Monocoque describes the premise of our product design - one that is entirely unique to the industry. Identical to the construction format of large aircraft fuselage and wing sections, a closely spaced arrangement of exterior framing walls, interior bulkheads, and upper and lower bodywork are fastened together in a highly dense format. The end result offers the strongest and most forgiving structural shape known to our engineering principals, thus the reason behind its application to the aircraft industry as well as the world’s fastest racecar designs.

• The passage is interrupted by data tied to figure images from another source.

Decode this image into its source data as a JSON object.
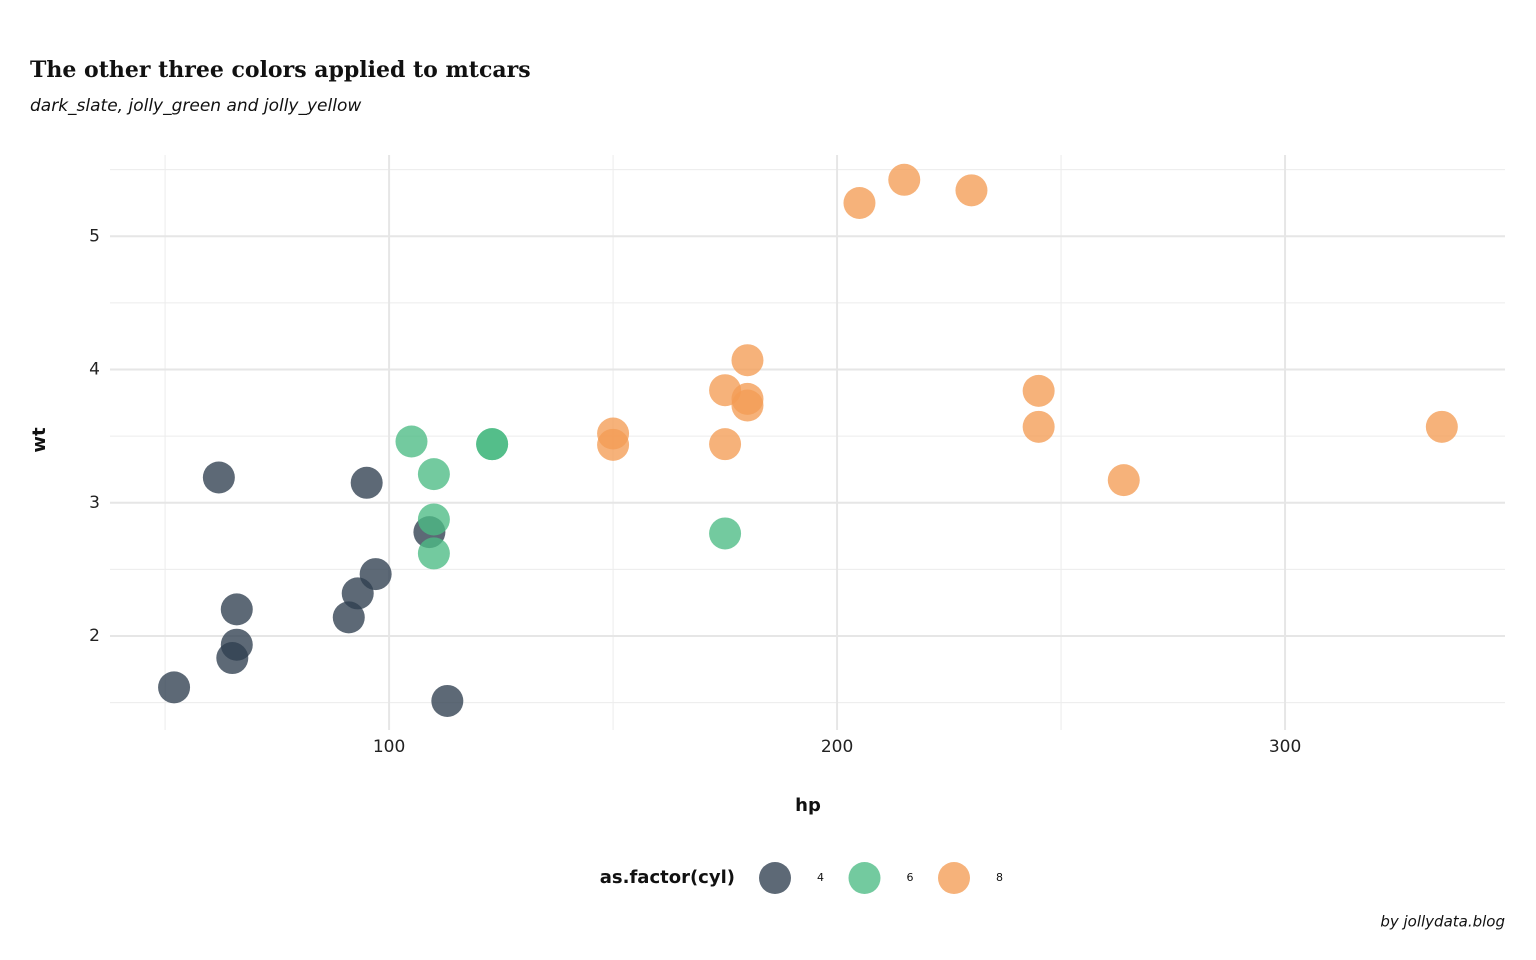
{
  "chart_data": {
    "type": "scatter",
    "title": "The other three colors applied to mtcars",
    "subtitle": "dark_slate, jolly_green and jolly_yellow",
    "x_label": "hp",
    "y_label": "wt",
    "legend_title": "as.factor(cyl)",
    "legend_position": "bottom",
    "caption": "by jollydata.blog",
    "xlim": [
      37.7,
      349.1
    ],
    "xticks": [
      100,
      200,
      300
    ],
    "x_minor_grid": [
      50,
      150,
      250
    ],
    "ylim": [
      1.295,
      5.61
    ],
    "yticks": [
      2,
      3,
      4,
      5
    ],
    "y_minor_grid": [
      1.5,
      2.5,
      3.5,
      4.5,
      5.5
    ],
    "grid": true,
    "series": [
      {
        "name": "4",
        "color": "#2f3f50",
        "x": [
          93,
          62,
          95,
          66,
          52,
          65,
          97,
          66,
          91,
          113,
          109
        ],
        "values": [
          2.32,
          3.19,
          3.15,
          2.2,
          1.615,
          1.835,
          2.465,
          1.935,
          2.14,
          1.513,
          2.78
        ]
      },
      {
        "name": "6",
        "color": "#4cbb84",
        "x": [
          110,
          110,
          110,
          105,
          123,
          123,
          175
        ],
        "values": [
          2.62,
          2.875,
          3.215,
          3.46,
          3.44,
          3.44,
          2.77
        ]
      },
      {
        "name": "8",
        "color": "#f49c55",
        "x": [
          175,
          245,
          180,
          180,
          180,
          205,
          215,
          230,
          150,
          150,
          245,
          175,
          264,
          335
        ],
        "values": [
          3.44,
          3.57,
          4.07,
          3.73,
          3.78,
          5.25,
          5.424,
          5.345,
          3.52,
          3.435,
          3.84,
          3.845,
          3.17,
          3.57
        ]
      }
    ]
  }
}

Dissipation of Energy Forces
Of the many unique characteristics that the monocoque system carries, energy forces from wave, impact, wind, and anchorage loads are dissipated throughout the thousands of fasteners - translated and received as tensile forces on the upper and lower sheet steel body work - or as compressive forces over the network of timber framing and bulkheading.
Materials

Our hybrid construction format is a marriage of pressure treated #1 dense southern yellow pine exterior framing walls and interior bulkheads, heavily oversized galvanized structural steel components, and galvanized sheet steel, all joined together through an aggressive network of high strength fasteners. (Note: For water conditions that are not compatible with galvanized sheet steel, we offer a chemical coating alternative.)
Flotation Support
With virtually every square foot of an FDS pier receiving flat-bottom flotation support, our system offers two sources of superior stability. First, superimposed live loads are counteracted by said buoyancy support resulting in a comfortable, consistent, and predictable freeboard loss. Second, the bobbing reaction to wave and swell activity is much more subtle than that of any intermittent support design. Much like the bobbing difference between a heavy steel navigational aid and a small barge of similar weight, a total support flotation system inherits superior stability.